The district's strategic plan adopted by the school board 6-0 Tuesday night focuses on reversing the typical academic outcomes for black, Hispanic and poor students.
Although that sounds almost like a reworked version of the federal No Child Left Behind Act, district officials say they are working off a corporate model that puts everyone - from school board members to custodians - under the microscope in different ways.
A new grading system will expose schools - even the popular, high-scoring ones - that are failing to address the institutional racial inequities within their walls.
"The issues we're dealing with are capital D Democracy issues," said Tony Smith, deputy superintendent of instruction, innovation and social justice, and the plan's architect.
The question, however, is how to solve those deep-rooted societal problems that are playing out in schools. So far, no urban district has bridged the achievement gap or created schools of equal quality for children regardless of their race or income.
The solution, according to the superintendent's plan, starts with a top-down acknowledgement that the schools are contributing to the inequities in society, Smith said.
Training will also be crucial, he said.
That means, Smith said, asking teachers some hard questions, including: "Do you have experience working with these kinds of kids?"
Each school will be judged by how well it "serves each and every student based on that school's ability to disrupt the historically predictive power of racial, ethnic, linguistic and socio-economic student attributes," according to the plan.
Successful programs would be identified and worked into other schools.
A scorecard will measure school and the district performance across a wide range of indicators including:
-- "Percentage of schools that are fully integrated racially, ethnically and socio-economically."
-- "Percentage of SFUSD teachers with a district supplied laptop that is functional and has current software."
-- "Number and percentage of students who drop out of school between grades 6-12."
-- "Number and percentage of students who vote in their local student government elections."
The scorecard is based on a business model created in the 1990s.
The district's plan has evolved over the last several months, with the involvement of 1,000 parents and students as well as community leaders and district staff, district officials said.
It comes about a month shy of a one-year anniversary for Garcia, who promised back in July that he wouldn't settle for the status quo.
Shortly after his arrival, he toured schools to see what was needed.

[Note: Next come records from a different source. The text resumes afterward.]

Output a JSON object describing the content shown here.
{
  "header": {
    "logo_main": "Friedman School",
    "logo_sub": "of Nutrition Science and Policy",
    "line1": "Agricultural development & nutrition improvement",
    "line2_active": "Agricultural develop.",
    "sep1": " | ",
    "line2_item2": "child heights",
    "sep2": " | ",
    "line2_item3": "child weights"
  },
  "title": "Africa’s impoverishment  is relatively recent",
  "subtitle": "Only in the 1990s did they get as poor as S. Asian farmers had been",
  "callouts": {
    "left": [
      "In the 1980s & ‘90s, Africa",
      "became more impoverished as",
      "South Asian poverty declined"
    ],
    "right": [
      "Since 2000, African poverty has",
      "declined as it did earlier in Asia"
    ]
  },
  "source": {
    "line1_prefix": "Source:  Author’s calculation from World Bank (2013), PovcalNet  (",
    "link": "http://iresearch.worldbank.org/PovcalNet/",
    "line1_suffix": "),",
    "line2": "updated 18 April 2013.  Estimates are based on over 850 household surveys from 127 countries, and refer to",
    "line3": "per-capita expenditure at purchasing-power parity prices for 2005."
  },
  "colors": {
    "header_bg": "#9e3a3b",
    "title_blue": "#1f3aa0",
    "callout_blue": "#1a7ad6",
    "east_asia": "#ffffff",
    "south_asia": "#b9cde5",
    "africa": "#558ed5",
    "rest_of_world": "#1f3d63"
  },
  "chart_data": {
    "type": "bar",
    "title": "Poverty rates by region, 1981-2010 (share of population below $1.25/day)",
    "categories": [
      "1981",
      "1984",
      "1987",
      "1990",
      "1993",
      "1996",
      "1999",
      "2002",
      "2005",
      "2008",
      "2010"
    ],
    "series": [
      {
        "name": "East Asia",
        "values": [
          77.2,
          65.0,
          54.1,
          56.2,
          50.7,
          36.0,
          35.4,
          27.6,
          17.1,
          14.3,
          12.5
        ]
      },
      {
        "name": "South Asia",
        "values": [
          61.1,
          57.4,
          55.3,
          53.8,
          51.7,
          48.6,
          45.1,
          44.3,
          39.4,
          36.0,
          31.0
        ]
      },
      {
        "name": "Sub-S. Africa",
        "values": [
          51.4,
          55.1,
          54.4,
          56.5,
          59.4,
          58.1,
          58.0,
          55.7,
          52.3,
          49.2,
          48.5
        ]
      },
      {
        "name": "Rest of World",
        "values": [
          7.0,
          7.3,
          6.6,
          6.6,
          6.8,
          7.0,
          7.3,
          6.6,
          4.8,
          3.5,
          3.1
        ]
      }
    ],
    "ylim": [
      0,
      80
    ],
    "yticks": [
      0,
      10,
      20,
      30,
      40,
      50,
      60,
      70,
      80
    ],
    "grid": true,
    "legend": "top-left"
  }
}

He said he remembers the shock he felt, walking into classrooms full of blackboards - not even the newer green ones - with erasers and chalk lined up neatly on the shelves below.
"I hadn't seen a chalkboard in some time," Garcia said some months into the job.
Before and after he took the job here, he told the board they were spreading money too thinly. They needed to set priorities, focus funding, let him do his job and then hold him accountable.
Garcia set to it, starting with some new hires.
Smith was one of his first - lured from Emery Unified, where the former professional football player earned a reputation for results.
Board members and district staff said Tuesday that adoption of the plan is the start of a long process that will include community input and the development of ways to create equity in the schools.
One of the next steps in implementing the plan will be to identify the schools succeeding and those still needing work, Smith said.
"It is the right of every child in the San Francisco school district to be educated well," board member Kim-Shree Maufas said. "And that's our charge in creating this new plan."